The ongoing decline of honey bees in the USA, and in many other parts of the world, is raising serious concerns about the long-term availability of honey bee-assisted pollination of agricultural crops. A principle cause for the recent declines of honey bee populations may be the mysterious rapid loss of colony viability that has been called Colony Collapse Disorder (CCD). The causes for CCD are unclear but an association with the Israeli Acute Paralysis Virus (IAPV) has been reported. To better understand this pathogen, we developed an in vitro system for inoculation of honey bee pupae with IAPV. White-eye pupae infected with purified IAPV were followed over 48 hours under laboratory conditions. The pupae exhibited different patterns of disease. Symptoms varied from complete cessation of development with no visual evidence of disease to rapid darkening of parts or the whole body of the inoculated pupae. Real time PCR analysis showed incremental virus replication over time with no difference between different patrilines analyzed. However, individuals from the two colonies tested differ significantly with respect to the viral dynamics, suggesting genetic and/or environmental influences.
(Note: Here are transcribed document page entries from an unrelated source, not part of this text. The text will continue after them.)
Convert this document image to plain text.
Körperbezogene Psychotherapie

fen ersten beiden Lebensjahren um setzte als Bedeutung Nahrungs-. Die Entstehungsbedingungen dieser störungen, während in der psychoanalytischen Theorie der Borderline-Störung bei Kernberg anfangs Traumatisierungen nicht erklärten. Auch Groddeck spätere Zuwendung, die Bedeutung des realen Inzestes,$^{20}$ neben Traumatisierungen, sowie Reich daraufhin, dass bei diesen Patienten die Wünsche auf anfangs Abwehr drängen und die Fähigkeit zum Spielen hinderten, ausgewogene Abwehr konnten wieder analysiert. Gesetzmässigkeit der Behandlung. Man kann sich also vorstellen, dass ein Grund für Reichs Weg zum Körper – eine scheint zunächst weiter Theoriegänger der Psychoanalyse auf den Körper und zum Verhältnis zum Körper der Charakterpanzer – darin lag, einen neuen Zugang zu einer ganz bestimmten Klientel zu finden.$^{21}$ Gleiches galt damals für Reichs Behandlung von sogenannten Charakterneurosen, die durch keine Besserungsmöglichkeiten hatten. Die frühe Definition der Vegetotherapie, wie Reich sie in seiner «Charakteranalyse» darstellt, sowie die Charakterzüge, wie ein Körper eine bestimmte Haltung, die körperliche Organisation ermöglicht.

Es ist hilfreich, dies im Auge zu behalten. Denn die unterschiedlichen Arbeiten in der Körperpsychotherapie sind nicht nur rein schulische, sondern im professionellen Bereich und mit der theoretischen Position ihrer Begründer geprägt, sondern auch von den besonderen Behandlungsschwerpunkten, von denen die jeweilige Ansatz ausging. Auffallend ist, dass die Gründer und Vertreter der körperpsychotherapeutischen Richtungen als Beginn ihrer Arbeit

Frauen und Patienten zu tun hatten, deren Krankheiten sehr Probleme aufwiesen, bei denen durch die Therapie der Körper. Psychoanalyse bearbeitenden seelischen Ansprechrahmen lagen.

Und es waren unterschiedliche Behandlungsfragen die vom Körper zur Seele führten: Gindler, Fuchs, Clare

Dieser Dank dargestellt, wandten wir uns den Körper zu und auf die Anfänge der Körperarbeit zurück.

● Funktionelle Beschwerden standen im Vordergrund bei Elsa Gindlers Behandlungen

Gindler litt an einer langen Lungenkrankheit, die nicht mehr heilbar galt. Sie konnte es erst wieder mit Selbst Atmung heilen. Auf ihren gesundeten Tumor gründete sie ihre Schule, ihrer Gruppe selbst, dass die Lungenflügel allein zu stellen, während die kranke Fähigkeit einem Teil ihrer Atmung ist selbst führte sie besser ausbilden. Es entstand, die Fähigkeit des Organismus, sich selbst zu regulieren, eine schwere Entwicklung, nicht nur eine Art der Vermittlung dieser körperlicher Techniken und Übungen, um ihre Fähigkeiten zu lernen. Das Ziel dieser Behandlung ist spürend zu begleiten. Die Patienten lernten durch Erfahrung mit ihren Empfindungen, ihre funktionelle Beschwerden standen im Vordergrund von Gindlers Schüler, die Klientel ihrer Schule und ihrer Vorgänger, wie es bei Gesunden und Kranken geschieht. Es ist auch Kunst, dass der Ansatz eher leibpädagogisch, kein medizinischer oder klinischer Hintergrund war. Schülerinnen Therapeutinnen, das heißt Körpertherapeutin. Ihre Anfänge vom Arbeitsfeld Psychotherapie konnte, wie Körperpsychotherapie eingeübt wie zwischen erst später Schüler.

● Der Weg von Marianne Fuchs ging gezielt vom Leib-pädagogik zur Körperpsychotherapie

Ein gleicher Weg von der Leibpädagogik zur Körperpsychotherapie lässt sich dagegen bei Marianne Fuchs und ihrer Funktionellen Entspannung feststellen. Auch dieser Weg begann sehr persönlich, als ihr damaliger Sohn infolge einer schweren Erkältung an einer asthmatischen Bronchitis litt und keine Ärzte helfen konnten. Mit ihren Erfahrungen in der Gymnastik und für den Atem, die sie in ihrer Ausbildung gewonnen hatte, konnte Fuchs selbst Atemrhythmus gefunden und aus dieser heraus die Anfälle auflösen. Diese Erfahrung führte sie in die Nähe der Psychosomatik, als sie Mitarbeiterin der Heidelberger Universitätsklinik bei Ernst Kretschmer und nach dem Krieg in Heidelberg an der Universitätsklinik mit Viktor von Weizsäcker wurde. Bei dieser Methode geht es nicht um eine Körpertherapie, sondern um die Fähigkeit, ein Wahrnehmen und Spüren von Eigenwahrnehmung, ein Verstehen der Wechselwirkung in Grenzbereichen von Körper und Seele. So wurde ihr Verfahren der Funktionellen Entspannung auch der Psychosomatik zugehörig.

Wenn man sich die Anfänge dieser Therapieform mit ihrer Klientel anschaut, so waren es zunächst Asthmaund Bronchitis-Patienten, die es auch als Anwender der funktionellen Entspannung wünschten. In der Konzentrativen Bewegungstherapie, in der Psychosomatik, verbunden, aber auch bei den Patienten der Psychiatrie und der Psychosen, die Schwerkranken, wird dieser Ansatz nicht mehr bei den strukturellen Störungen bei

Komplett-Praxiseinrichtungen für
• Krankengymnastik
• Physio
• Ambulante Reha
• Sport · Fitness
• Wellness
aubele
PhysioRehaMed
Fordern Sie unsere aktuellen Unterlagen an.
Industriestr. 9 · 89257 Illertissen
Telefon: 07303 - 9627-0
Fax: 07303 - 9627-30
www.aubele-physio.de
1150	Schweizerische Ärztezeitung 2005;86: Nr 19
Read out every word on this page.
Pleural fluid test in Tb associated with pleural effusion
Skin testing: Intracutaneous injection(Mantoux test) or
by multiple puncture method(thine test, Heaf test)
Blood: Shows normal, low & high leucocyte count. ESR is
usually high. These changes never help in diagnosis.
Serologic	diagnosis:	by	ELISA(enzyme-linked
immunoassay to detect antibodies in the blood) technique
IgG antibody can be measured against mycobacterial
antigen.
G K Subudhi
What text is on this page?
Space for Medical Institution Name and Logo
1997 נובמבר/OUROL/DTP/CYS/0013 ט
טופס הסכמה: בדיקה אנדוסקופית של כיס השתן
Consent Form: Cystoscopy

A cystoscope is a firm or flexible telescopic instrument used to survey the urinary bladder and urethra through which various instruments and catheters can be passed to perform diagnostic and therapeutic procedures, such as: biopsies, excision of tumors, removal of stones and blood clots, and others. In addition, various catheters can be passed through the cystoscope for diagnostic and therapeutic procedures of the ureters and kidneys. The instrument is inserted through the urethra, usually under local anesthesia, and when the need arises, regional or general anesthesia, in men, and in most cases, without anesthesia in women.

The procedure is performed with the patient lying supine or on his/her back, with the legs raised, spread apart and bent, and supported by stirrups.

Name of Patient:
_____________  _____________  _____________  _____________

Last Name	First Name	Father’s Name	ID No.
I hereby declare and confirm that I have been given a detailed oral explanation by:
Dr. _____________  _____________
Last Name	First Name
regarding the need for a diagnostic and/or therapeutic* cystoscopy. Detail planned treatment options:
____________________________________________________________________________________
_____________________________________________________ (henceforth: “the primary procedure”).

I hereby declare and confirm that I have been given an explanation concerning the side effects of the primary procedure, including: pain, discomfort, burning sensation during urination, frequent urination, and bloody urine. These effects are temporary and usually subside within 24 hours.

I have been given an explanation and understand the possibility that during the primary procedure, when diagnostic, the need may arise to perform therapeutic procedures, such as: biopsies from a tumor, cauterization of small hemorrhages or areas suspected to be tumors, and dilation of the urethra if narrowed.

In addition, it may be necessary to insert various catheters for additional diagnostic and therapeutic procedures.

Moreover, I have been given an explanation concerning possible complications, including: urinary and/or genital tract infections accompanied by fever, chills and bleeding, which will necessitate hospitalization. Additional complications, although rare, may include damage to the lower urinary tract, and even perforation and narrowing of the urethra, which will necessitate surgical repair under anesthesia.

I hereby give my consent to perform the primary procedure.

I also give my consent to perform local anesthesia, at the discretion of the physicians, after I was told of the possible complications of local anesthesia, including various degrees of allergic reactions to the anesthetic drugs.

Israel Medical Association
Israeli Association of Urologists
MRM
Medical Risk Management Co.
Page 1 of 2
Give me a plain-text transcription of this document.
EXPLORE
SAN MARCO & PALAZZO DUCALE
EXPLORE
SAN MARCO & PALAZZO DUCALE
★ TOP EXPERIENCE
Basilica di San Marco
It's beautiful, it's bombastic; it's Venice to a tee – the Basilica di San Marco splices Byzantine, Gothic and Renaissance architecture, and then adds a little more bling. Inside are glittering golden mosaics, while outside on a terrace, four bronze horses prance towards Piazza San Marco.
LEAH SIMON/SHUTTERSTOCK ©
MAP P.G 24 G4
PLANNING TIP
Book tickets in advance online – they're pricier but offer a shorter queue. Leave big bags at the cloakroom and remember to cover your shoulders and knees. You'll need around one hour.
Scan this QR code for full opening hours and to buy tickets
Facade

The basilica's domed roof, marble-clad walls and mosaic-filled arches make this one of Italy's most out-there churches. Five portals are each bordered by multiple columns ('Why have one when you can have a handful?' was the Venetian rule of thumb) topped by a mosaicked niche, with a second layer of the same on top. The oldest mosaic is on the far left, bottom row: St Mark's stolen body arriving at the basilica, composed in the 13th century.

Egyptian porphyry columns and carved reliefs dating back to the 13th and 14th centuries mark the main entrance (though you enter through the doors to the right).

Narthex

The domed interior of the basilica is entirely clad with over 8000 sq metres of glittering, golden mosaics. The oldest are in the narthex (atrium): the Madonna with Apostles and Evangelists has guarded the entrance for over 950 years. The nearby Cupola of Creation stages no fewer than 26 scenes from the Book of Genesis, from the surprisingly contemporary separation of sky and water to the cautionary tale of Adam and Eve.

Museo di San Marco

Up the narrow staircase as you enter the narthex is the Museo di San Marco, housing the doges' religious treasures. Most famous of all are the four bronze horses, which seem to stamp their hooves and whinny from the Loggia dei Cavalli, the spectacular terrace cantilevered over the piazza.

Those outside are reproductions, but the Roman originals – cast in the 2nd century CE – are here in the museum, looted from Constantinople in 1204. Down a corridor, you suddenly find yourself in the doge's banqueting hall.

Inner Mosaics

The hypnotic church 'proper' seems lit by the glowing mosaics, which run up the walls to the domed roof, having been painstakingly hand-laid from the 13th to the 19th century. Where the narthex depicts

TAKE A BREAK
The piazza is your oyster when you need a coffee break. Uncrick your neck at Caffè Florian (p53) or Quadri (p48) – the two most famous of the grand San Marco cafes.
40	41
Real time analysis of a small array of bee genes comprising immune, detoxification, developmental and housekeeping genes reveals significant up regulation of the majority of the transcript levels, including all housekeeping genes. The up regulation observed suggest that cells respond to IAPV interference with cellular translation, as has been reported from other Picornaviruses. We discuss the implications of these data for, IAPV pathogenesis, and real time PCR data analysis of virus-infected samples.